Durante todo o Estado Novo, O Radical gozou de grande
prestígio popular, atingindo uma tiragem de 20 mil exemplares, que eram
vendidos principalmente na Zona Norte do Rio de Janeiro. Nesse período, além de
se manter basicamente como um jornal voltado para as massas populares, tratando
de temas trabalhistas e policiais e das condições de vida dos trabalhadores,
passou a publicar duas novas seções, sobre a Marinha Mercante e sobre assuntos
ligados à área militar.
Em 1945, com a luta pela redemocratização do país, O Radical
passou a ser o porta-voz da campanha “queremista”, movimento popular que surgiu
em maio no Rio de Janeiro e defendia a permanência de Getúlio Vargas na
presidência da República, mas sob um regime constitucional. Através de suas
páginas popularizou-se o lema “Constituinte com Getúlio”.
Com
a deposição de Vargas em outubro de 1945 e, a seguir, a eleição de Eurico
Gaspar Dutra para a presidência da República, O Radical assumiu uma posição de
neutralidade, não fazendo críticas ao novo presidente, mas também não dando
apoio ao seu governo.
Nessa
ocasião, faleceu Rodolfo de Carvalho, tendo assumido a direção do jornal seu
genro, George Galvão. Desde então O Radical iniciou uma fase de declínio,
sofrendo acusações, em 1949, de ter sido subornado por Ângelo Mendes de Morais,
então prefeito do Distrito Federal, para dar cobertura à sua administração.

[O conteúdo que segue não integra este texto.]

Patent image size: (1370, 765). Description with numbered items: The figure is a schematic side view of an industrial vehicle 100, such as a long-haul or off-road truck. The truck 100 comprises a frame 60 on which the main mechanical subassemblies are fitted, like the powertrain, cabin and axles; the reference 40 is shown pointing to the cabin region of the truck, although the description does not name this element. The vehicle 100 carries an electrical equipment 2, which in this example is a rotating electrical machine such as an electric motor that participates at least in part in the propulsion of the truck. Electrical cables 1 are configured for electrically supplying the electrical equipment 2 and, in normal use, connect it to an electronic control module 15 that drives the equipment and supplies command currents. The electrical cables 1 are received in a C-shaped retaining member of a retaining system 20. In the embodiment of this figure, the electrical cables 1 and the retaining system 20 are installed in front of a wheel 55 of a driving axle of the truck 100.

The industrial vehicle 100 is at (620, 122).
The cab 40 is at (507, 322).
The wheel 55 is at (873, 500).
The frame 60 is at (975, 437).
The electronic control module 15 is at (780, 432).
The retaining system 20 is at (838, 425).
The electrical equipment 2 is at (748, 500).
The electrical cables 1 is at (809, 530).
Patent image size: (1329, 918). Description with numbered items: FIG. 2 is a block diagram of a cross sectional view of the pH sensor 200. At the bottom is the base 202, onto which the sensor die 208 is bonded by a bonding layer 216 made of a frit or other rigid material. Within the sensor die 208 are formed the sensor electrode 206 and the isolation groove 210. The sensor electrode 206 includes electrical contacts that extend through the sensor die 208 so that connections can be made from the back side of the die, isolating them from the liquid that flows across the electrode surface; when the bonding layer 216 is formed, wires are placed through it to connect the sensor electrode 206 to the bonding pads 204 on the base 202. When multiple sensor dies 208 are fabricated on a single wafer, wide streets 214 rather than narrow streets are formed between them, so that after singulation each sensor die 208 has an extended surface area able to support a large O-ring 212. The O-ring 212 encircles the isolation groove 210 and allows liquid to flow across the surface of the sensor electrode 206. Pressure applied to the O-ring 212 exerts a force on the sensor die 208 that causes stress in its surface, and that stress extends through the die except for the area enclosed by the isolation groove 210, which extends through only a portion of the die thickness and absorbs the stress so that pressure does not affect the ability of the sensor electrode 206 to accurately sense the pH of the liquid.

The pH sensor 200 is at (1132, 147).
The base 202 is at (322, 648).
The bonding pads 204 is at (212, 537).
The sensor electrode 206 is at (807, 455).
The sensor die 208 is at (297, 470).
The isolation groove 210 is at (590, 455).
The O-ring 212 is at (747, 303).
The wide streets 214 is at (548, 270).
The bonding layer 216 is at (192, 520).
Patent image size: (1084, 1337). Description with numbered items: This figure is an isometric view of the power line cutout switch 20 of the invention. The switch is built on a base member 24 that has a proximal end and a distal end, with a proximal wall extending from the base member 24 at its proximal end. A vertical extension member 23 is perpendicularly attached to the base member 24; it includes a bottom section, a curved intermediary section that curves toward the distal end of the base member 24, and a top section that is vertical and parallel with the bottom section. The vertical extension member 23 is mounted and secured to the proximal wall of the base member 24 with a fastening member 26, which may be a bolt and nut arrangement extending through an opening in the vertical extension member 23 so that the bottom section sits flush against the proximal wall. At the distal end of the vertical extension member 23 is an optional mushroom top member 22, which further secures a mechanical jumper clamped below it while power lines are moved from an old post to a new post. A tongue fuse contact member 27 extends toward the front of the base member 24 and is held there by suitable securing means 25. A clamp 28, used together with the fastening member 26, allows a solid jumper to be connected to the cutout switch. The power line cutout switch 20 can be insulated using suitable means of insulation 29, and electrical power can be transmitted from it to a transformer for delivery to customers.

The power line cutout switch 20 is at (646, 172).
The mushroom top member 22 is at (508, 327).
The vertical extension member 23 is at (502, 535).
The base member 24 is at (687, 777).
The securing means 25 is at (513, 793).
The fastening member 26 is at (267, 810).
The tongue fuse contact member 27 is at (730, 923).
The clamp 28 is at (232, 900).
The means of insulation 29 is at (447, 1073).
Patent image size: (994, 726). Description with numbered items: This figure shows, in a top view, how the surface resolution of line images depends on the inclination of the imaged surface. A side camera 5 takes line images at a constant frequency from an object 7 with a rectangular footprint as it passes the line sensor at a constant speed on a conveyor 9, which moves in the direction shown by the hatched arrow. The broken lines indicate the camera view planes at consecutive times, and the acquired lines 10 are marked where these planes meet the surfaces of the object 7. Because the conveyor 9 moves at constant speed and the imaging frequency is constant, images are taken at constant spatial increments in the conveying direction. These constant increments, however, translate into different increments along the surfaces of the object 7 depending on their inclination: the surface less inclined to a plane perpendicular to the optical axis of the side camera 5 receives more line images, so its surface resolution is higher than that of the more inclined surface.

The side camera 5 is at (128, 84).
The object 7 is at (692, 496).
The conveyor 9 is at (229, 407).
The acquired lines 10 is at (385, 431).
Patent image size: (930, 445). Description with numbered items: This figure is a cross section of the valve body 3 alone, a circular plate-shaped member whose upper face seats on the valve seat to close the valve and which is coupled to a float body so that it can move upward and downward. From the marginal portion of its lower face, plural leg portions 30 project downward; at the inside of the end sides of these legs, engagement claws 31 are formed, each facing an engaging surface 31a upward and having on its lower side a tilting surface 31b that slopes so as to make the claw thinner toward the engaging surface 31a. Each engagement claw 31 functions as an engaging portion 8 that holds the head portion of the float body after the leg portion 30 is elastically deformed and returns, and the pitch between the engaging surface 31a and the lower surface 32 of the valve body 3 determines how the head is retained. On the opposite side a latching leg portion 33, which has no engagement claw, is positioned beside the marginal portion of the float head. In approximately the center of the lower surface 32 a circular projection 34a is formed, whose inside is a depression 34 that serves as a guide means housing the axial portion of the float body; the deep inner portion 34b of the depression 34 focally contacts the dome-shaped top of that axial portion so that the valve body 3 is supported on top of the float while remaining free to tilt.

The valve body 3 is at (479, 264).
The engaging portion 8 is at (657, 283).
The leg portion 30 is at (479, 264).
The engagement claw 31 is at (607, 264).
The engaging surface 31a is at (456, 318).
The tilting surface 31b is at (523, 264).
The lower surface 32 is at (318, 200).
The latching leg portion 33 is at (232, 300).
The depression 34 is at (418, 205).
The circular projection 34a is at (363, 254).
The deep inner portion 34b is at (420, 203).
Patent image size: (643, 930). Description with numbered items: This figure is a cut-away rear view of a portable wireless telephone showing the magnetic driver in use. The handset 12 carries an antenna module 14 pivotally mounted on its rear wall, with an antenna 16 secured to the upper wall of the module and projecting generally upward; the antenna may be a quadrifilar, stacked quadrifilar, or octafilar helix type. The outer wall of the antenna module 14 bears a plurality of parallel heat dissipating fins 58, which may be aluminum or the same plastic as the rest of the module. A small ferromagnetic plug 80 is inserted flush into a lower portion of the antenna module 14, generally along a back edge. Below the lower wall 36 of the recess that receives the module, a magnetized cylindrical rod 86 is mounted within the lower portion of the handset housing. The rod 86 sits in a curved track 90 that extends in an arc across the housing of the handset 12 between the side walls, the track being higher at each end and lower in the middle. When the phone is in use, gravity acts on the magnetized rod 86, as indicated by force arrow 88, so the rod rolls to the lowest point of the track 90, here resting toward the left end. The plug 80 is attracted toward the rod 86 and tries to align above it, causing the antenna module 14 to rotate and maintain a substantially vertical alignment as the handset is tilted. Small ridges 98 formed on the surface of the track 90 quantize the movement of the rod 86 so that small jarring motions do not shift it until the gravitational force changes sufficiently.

Em 1950, com a eleição de Vargas para a presidência da
República, O Radical deu todo apoio ao novo governo. Contudo, não conseguiu se
recuperar, passando a viver grandes dificuldades financeiras. Finalmente, em
outubro de 1954, foi fechado por ação executiva movida pelo Banco do Brasil por
não ter conseguido saldar seus títulos.
Marieta de Morais Ferreira
FONTES: CARONE, E.
Segunda; ENTREV. LEITE, I.; ENTREV. MARTINS, M.; ENTREV. SANTA CRUZ, R.;
LEVINE, R. Vargas; MALTA, O. Tenentes; Radical.